When it comes to setting the mood for any occasion, many music fans turn to their turntables. Record collecting remains extremely popular even in the era of CDs and iPods. Buying rare records, though, requires research, and it all starts with price guides for rare records.
Print Price Guides
When it comes to rare records, a host of print guides offer collectors pricing information. None is more authoritative than the Goldmine magazine price guide series published by Tim Neely, who has more than 30 years of experience as a record collection. His personal collection includes more than 20,000 albums. Neely wrote the Goldmine Record Album Price Guide, which comes in paperback. The world's best-selling record price guide, published in 2007, features 688 pages of information on 70,000 vinyl albums recorded between 1948 and 2007.

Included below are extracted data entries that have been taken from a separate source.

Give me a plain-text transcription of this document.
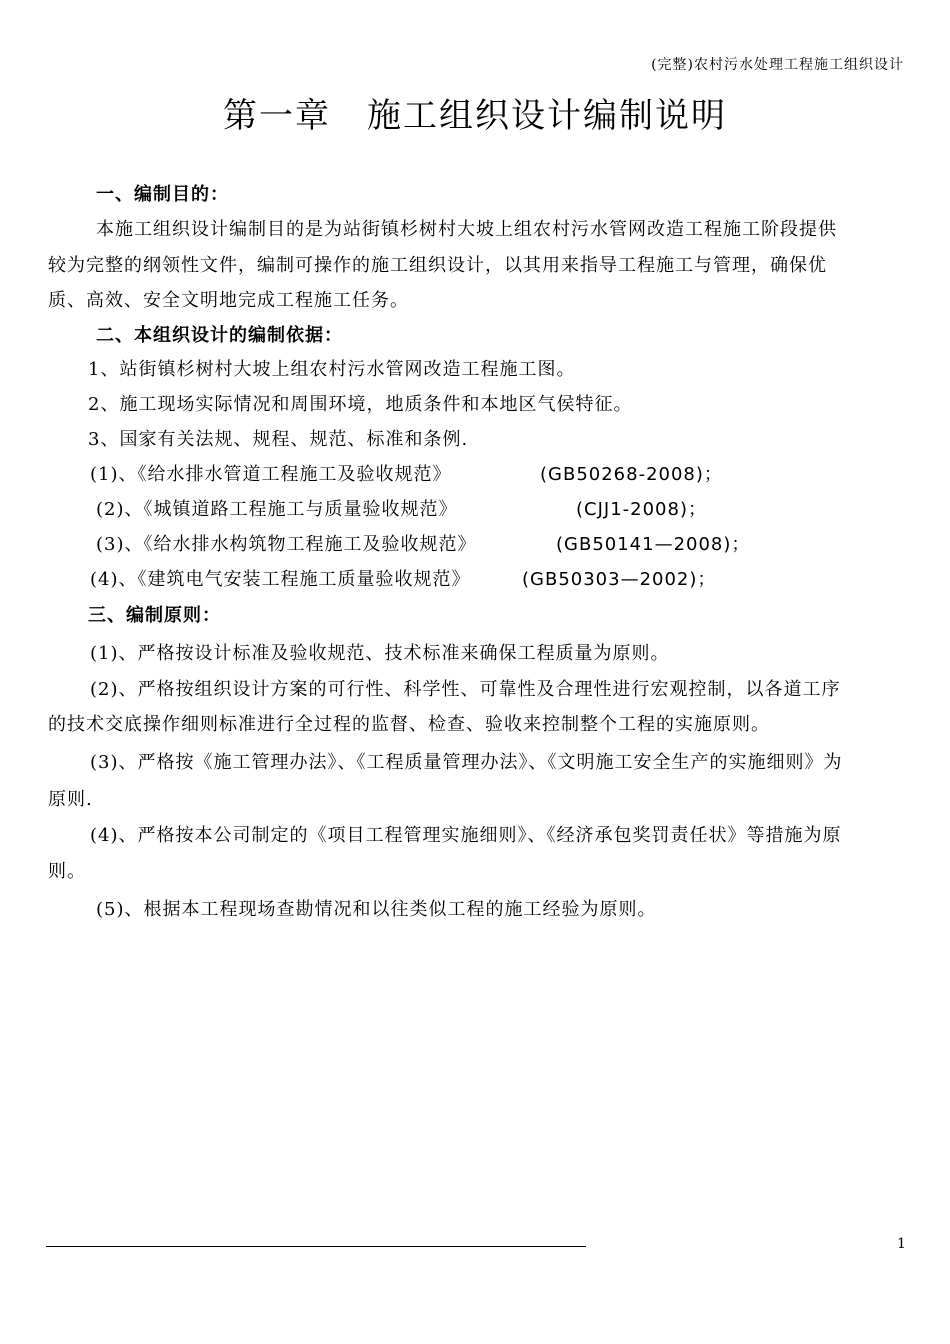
(完整)农村污水处理工程施工组织设计
第一章　施工组织设计编制说明
一、编制目的：
本施工组织设计编制目的是为站街镇杉树村大坡上组农村污水管网改造工程施工阶段提供
较为完整的纲领性文件，编制可操作的施工组织设计，以其用来指导工程施工与管理，确保优
质、高效、安全文明地完成工程施工任务。
二、本组织设计的编制依据：
1、站街镇杉树村大坡上组农村污水管网改造工程施工图。
2、施工现场实际情况和周围环境，地质条件和本地区气侯特征。
3、国家有关法规、规程、规范、标准和条例.
(1)、《给水排水管道工程施工及验收规范》	(GB50268-2008)；
(2)、《城镇道路工程施工与质量验收规范》	(CJJ1-2008)；
(3)、《给水排水构筑物工程施工及验收规范》	(GB50141—2008)；
(4)、《建筑电气安装工程施工质量验收规范》	(GB50303—2002)；
三、编制原则：
(1)、严格按设计标准及验收规范、技术标准来确保工程质量为原则。
(2)、严格按组织设计方案的可行性、科学性、可靠性及合理性进行宏观控制，以各道工序
的技术交底操作细则标准进行全过程的监督、检查、验收来控制整个工程的实施原则。
(3)、严格按《施工管理办法》、《工程质量管理办法》、《文明施工安全生产的实施细则》为
原则.
(4)、严格按本公司制定的《项目工程管理实施细则》、《经济承包奖罚责任状》等措施为原
则。
(5)、根据本工程现场查勘情况和以往类似工程的施工经验为原则。
1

While Neely's guide, one of many he has written, provides information about both common and rare records, another print guide covers only the rare breed. The Rare Record Price Guide, published by Record Collector Magazine, features more than 1,400 pages dedicated to rare record pricing. The publisher releases a new guide each year in both paperback and limited-run hardback.

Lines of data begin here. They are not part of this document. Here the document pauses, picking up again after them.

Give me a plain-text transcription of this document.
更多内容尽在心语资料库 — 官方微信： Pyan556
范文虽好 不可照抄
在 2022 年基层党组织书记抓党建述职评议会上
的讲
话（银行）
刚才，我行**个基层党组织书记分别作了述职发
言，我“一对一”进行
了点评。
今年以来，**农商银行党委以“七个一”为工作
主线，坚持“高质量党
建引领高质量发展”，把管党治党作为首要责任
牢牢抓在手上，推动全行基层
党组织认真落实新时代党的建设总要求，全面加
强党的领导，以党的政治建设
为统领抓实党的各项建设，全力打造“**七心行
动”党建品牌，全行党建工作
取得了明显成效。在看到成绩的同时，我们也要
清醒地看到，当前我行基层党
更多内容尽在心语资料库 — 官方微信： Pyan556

While not officially a price guide, many collectors gauge the value of their records by following auction sales of identical and similar records. Rare records often sell through auction houses, but online auction sites such as eBay are extremely popular sources of information on what collectors are paying for certain records. In August 2009, eBay listed more than 25,000 records under the search terms "rare record." The bid reserve price on many started at more than £650.
Online Price Guides
Many record collecting websites also offer price guides for rare records. For example, the website Popsike--www.popsike.com--provides a searchable database of thousands of online auctions, including many that take place via eBay.
Popsike members rate the auctions based on winning bid prices. Members can choose from five different responses: very high price, high price, average price, low price and very low price. As the site says, the most meaningful auction results are those that receive the greatest number of votes. The site notes that the prices might not reflect a record's true value, bu tit does show what collectors are paying for certain records at a given time.